You can also see the menu options which allow you to edit the page, add content, and so on.
Each page can have labels (tags) associated with it.
Depending upon permissions, Confluence users can add comments to a page.

The default editor is a WYSIWYG. You can switch to "Wiki Markup" if you want to insert code directly and you can click on "Preview" to see what you page will look like when published.

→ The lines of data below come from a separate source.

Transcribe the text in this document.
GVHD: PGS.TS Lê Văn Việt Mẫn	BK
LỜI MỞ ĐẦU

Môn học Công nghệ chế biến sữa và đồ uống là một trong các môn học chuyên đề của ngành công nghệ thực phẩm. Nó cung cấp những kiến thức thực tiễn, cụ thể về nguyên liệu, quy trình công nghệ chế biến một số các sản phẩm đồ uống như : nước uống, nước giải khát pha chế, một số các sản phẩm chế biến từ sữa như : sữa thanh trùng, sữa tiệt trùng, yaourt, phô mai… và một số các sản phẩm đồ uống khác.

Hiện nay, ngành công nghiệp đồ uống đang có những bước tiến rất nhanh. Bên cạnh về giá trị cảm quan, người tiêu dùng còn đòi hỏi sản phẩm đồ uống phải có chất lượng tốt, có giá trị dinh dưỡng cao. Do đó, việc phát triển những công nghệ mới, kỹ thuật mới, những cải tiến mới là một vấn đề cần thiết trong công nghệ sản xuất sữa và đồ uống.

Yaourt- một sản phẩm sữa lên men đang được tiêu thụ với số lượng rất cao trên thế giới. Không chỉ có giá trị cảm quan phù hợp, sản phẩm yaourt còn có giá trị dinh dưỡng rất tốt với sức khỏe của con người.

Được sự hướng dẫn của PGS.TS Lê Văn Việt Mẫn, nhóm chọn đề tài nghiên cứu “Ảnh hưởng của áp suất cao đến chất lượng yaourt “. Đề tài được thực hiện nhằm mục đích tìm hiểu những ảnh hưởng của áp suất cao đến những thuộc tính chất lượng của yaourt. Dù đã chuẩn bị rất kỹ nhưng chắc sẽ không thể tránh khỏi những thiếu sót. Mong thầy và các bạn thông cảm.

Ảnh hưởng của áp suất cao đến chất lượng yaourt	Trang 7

Confluence allows you to create multiple workspaces. Once you create a space, you add pages to it. Although each space in Confluence is a self-contained workspace, Confluence integrates all the spaces as one. Cross linking to pages in another space is almost as easy linking to a page within the same space; and the search engine indexes all content to the last 30 seconds.

Kinds of Spaces

  • Global spaces are designed to store information on which you would like a group or groups of people to collaborate and are listed on the Dashboard (see below). To request a Global Space, contact Jason Parkhill.
  • Personal spaces belong to specific users, and rather than being listed on the Dashboard (see below), are available from the People Directory. They also can be used to store information on which specified used can collaborate. You can create a Personal Space yourself.




The "Dashboard" displays All the spaces you can see based on your permissions; recently updated pages; and your favorites.
When you click on the gray star next to any space, it will turn yellow - indicating you have selected it as a "favorite". This is where those pages get listed.
There are other features also available - such as creating custom RSS feeds or viewing the people directory which will give you access to people's personal spaces.


When you edit a page, you are by default put into a rich text editor. Rich text mode is a good way when first introduced into a wiki environment. However, wiki markup language is relatively easy to learn and offers you more options for formatting content on the page.

To enter Wiki Markup mode, click on the "Wiki Markup" tab. On the far right of the screen, you then see a link to the notation guide. Think of notation as a skill you develop, first with basic things like putting * * around a word to make it bold or h1. to make a heading. But once you get more comfortable, you can start experimenting with the more advanced coding.